Специфическая речь звучит и в «московских случаях», как бы не сочиненных, а записанных, звучащих от лица некоего рассказчика, но всей видимости, рассказчицы. Установка на устное, произнесенное (спетое — «Песни» ведь!) слово — одна из важнейших, основополагающих черт этой прозы. Что же это за рассказчица? Это жительница московской окраины — Черкизова, Сокольников, Бабушкина, — не коренная москвичка; судя по языку, приехавшая в Москву, видимо, в 30-е годы, поднаторевшая в столичной жизни, но навсегда оставшаяся провинциалкой; внерелигиозная, но заместившая веру истинную верой в чудеса и тайны; отчаянно жадная до слухов, заменяющих ей лживую газетную продукцию; упорно отстаивающая идею справедливого возмездия.
По всем канонам «большого» советского стиля рассказчица (и соответственно случаи, о которых она повествует) представляет пресловутое «мещанство», «пошлость», воплощение «плохого вкуса», с которыми этот стиль столь настойчиво боролся, являя собой апофеоз вульгарности.
На самом же деле Петрушевская в условиях господства эклектики в современной культуре ведет поиск новой цельности, возникающей на эстетическом развале имперского стиля, или, как еще его называли, «стиля вампир». Вместо «производственного» сюжета (благополучно приноровившегося к новым условиям в так называемой «чернухе»), вместо благородных героев и героинь (как «советской», так и «антисоветской» литератур) Петрушевская концентрирует «сырую», «пошлую», «вульгарную» действительность, рассматривая ее как эстетический феномен, производя коллекционную и культурологическую работу. Можно ли сказать, что Петрушевская «реабилитирует мещанство»?
Дело не в выставляемых нами по традиции оценках, не в «хорошо» или «плохо», а в том, что Петрушевская возвращает в литературу пласты жизни, ею, литературой, ханжески презираемые. Вспомним еще раз Трифонова: и жизнь, и смерть, и рождение человека — пресловутый «быт»… И недаром в столь «пошлые» по материалу «случаи» и пьесы совершенно неожиданно, но для Петрушевской абсолютно закономерно вплетается чистый голосок ребенка ангела, сидящего на горшке. И недаром почти каждый из «случаев» завершается образом примиряющей смерти, раскаяния: «…у края могилы, заброшенной и заросшей, и сорная трава, сильно поднявшаяся за лето, касалась их колен, пока они не ушли».

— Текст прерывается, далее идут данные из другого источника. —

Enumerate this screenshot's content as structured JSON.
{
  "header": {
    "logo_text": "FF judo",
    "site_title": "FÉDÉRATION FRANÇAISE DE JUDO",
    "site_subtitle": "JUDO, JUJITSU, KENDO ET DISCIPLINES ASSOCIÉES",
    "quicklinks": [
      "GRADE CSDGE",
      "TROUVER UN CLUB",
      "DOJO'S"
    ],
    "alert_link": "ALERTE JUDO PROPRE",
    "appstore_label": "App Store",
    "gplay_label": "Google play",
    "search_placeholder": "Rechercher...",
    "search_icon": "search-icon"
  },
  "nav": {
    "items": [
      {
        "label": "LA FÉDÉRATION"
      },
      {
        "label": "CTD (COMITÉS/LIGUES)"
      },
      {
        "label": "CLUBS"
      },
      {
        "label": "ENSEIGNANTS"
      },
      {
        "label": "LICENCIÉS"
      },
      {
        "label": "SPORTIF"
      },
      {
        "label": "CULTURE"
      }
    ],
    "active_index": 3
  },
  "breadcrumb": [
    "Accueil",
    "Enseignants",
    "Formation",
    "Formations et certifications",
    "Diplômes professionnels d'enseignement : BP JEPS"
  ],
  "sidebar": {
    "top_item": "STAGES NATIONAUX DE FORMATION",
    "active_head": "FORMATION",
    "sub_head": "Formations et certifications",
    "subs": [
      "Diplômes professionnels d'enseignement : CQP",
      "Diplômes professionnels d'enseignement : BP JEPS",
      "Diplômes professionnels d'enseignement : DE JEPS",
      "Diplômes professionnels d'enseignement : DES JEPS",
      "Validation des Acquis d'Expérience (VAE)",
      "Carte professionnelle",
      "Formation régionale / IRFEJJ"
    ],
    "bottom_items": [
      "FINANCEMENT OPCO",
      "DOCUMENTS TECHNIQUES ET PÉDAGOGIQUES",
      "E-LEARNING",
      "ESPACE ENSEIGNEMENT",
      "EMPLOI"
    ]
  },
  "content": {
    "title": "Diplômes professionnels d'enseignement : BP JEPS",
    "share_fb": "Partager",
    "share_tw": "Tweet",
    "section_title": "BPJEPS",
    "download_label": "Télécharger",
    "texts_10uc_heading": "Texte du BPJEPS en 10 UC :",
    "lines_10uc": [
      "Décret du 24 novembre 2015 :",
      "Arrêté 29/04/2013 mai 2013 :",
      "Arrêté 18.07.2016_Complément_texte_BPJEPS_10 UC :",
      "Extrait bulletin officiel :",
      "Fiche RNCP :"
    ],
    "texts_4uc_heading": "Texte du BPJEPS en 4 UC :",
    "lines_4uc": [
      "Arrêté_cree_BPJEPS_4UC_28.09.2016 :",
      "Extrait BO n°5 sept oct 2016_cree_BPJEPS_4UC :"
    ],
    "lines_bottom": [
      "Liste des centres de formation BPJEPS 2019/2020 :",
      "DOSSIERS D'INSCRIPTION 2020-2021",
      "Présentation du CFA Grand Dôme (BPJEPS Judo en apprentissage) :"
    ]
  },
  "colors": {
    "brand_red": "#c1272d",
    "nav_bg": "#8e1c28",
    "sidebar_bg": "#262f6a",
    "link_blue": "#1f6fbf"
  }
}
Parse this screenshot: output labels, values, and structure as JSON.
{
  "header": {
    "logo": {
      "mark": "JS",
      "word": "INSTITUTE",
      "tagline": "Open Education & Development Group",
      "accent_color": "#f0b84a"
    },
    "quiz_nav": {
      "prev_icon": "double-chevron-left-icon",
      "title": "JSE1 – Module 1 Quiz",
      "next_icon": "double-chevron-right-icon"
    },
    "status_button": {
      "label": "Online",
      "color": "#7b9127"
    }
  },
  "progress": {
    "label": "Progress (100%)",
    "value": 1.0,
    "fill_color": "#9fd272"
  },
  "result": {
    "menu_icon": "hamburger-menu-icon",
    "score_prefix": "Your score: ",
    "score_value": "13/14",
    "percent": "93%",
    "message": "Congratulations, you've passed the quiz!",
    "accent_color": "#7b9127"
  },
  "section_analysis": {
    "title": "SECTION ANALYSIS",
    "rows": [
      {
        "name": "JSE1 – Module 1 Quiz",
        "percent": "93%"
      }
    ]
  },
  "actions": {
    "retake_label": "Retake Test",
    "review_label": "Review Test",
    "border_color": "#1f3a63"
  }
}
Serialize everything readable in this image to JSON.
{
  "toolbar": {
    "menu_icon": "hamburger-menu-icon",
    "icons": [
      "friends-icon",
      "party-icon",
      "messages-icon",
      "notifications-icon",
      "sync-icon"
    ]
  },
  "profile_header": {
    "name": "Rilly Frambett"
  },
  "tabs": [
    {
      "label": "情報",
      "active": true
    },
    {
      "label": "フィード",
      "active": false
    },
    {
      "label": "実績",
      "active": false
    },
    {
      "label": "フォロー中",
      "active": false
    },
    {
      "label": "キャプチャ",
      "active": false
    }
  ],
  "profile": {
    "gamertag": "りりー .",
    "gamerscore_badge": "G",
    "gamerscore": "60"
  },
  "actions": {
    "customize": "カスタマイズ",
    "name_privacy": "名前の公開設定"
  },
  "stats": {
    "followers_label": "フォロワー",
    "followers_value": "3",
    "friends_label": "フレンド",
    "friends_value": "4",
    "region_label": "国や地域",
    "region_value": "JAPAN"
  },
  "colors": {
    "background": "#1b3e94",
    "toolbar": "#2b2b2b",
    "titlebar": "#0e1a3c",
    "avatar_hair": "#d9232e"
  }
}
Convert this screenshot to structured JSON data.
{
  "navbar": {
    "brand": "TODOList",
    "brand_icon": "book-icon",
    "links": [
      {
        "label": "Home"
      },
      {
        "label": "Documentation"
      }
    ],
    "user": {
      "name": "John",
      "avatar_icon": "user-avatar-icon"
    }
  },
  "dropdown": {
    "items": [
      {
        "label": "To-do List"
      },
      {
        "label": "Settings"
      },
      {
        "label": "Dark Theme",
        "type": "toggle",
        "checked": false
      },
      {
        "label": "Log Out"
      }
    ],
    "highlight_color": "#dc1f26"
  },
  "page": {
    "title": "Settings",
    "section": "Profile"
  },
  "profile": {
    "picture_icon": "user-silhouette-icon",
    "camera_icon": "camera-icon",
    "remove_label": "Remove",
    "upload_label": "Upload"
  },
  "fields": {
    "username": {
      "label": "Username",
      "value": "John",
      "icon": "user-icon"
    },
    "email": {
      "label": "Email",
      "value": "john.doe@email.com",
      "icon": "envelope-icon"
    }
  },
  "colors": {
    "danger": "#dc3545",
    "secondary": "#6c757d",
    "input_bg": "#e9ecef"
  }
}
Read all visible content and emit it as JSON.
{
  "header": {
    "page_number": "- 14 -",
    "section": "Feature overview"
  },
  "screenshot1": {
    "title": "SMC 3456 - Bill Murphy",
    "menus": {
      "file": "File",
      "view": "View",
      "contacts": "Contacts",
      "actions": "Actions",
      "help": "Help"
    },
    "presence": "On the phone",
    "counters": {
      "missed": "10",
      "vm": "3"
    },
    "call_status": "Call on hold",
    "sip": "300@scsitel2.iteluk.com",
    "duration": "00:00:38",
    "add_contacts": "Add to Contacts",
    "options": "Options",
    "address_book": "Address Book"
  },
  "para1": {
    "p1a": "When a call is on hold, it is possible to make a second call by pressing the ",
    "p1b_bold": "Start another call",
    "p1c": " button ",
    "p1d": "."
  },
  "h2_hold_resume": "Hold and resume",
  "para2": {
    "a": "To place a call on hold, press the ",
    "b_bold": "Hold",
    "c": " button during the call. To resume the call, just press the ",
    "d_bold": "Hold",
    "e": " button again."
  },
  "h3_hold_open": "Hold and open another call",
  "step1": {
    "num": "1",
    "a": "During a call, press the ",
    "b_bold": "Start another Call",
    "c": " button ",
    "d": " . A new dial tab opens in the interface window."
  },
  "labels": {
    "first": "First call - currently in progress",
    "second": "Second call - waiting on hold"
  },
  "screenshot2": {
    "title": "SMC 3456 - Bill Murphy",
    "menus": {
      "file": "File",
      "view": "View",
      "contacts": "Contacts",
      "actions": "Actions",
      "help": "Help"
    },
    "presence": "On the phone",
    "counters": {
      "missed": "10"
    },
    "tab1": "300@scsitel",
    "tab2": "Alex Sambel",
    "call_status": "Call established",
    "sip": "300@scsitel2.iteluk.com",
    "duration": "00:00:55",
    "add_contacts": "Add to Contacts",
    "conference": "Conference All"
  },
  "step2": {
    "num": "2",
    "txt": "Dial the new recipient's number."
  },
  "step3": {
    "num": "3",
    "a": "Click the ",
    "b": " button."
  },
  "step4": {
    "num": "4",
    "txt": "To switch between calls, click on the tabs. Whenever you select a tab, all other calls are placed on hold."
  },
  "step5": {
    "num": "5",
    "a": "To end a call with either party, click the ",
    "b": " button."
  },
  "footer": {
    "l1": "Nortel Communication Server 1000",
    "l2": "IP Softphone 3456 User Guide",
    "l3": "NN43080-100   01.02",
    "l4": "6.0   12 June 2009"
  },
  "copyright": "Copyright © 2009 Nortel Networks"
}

На наше сознание, которому было привито высокомерное чувство причастности к «высокой культуре», единственными наследниками и продолжателями которой мы себя ощущали, феномен реабилитации вульгарного в литературе действует как эстетический шок. «Чистенькое» сознание способно горячо откликнуться на крестьянскую культуру (всегда характеризуемую «хорошим вкусом» — народная культура безвкусной не бывает), но неспособно заинтересоваться поэтикой этого феномена, эволюцией моральных и художественных клише в универсуме обыденного сознания. «Чистенькое» идеологизированное сознание вообще не в силах признать эстетическую ценность этого феномена.
В рассказе Т. Толстой «Любишь — не любишь» сопровождающая детей на прогулки ленинградская послевоенная «бонна» Марьиванна ими, детьми, ненавидима и презираема за все, что кажется им вульгарным в ее облике, речи, поведении. Если бы дети могли формулировать, то они, пожалуй, сказали бы, что ненавидят ее «мещанство», то, что Белинский определил как «образцы ложного вкуса»: «шляпку с вуалькой», «дырчатые перчатки», пирожное «кольцо», старинные фотографии «она и дядя прислонились к роялю, а сзади — водопад», язык — «Вот эти жемчуга — здесь плохо видно это его подарок. Он безумно, безумно меня любил», а пуще всего — ее любовную историю и стихи ее покойного жениха («такой романтичный, немного мистик»):
Весь канон дурновкусия: здесь и прекрасные «туземки», и «меланхолические улыбки», и «нарциссы», венчанье с мертвецом. Эстетике Марьиванны противостоит народная эстетика любимой няни Груши, хранящей тысячу рассказов «о говорящих медведях, о синих змеях, которые по ночам лечат чахоточных людей, заползая через печную трубу, о Пушкине и Лермонтове», давно ставших героями фольклора. Но на самом деле это противостояние — ложное; Марьиванна — реликт исчезнувшей городской культуры, а няня Груша — исчезнувшей деревенской, и они не враждуют, а дополняют друг друга; недаром после ухода Марьиванны в рассказе возникает щемящая пустота. Осмеянная злыми детьми, Марьиванна олицетворяет непонятную, нерасслышанную человечность городской «романсовой» культуры, неистребимой до тех пор, пока не будут окончательно и бесповоротно истреблены человеческие чувства.